Tuesday, April 9, 2013

WE WON'T SEE HER LIKE AGAIN...


So among the many celebrities who tweeted about the death of Margaret Thatcher was one Mr Harry Styles of those nice boys One Direction.  Harry tweeted “RIP Baroness Thatcher x”  Succinct.  Uncontroversial.  The reaction of the One Directioners was brilliant however and was captured by @counteractmagazine....(via @peteheat)



 I live with two such One Directioners – ages 12 and 14, and over dinner last night the 12 year old asked why all the fuss about the death of Margaret Thatcher.  She wasn’t too clear on who Mrs Thatcher was.  Her older sister knew she was a “British Prime Minister from history”.  Sometimes my children make me feel very old.
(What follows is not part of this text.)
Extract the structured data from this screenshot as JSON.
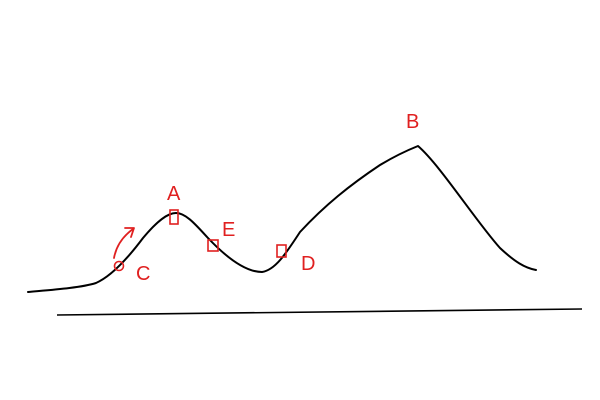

Margaret Thatcher came to power in Great Britain the year I left school, 1979 - so in many ways she helped shape the world into which I emerged.  However as a 17 year old I was far more interested in having fun and boys than in politics and so wasn’t really that bothered about her views on deregulation and privatisation. 

Those were dark days in Northern Ireland with violence and killing becoming so normal that their reporting was almost reduced to a kind of white noise on news bulletins.  But every so often something happened to make the horror of what was happening just 80 miles up the road very real.  Bloody Sunday was one such day.  The killing by mob of the two off duty soldiers in 1988 was another. 

As was the 5th of May 1981, the day Bobby Sands died.  I was 19 and on holiday in Majorca when news came through and I remember my disbelief that Sands, who had been elected to an MP while in jail, had actually been allowed die. In the full glare of the world’s media, the British Government had just allowed him to die.  I remember hearing about rioting in Northern Ireland following news of his death.  But most of all I remember the British newspapers in the following days reporting the words of Thatcher in the aftermath of what she termed Sands’ suicide. “Mr. Sands was a convicted criminal. He chose to take his own life. It was a choice that his organisation did not allow to many of its victims".

The British Government stuck to their hard line stance.  And the horror continued.  Despite appeals from various parties and especially from the women involved including mothers, the IRA hunger strikes continued and men kept dying.  Margaret Thatcher didn’t flinch.  It was a darkly depressing summer full of foreboding and a deep sense of unease over where this might end.  The last man died in mid August.  By autumn the British Government had conceded to the prisoners demands. 

I sat at my suburban dinner table last night and tried to explain ‘the troubles’ to my daughters who are half English.  I really couldn’t illustrate the horror I saw almost nightly on TV news bulletins through the 70s and the 80s.  I was at a loss to explain how, although taking place on this island, the troubles seemed remote until something happened which we feared may escalate tensions and drag us also into the quagmire of death and destruction. 

The hunger strike deaths of the summer of 1981 carried just that fear with them. 

As I looked at my children’s faces as they listened, I realised that I may as well have been describing a movie I had watched some years ago when TV was black and white.  They had a passing interest but the reality and the real horror of what I was trying to articulate was lost on them.

As I stacked the dishwasher I thought of how precious peace on this island is... and if we are to learn anything from our past it is to guard, to protect and most importantly to nurture this ‘peace process’.  The men and women who worked so hard to bring it to a reality have given our children something very special.  As for the children of Northern Ireland they have given them their future.

As for Mrs Thatcher.... well I guess it would be true to say...  “ní bheidh a leithéad ann arís”.!  Please God.

Oh and tonight I may attempt to explain The Falklands War..... give me strength!

1 comment:

  1. thank you for this reasoned and heartfelt post - I am not of the ilk that would dance around singing 'the wicked witch is dead' but I don't understand honouring people who have ignored all kindness in their belief of politics either. Again, thanks.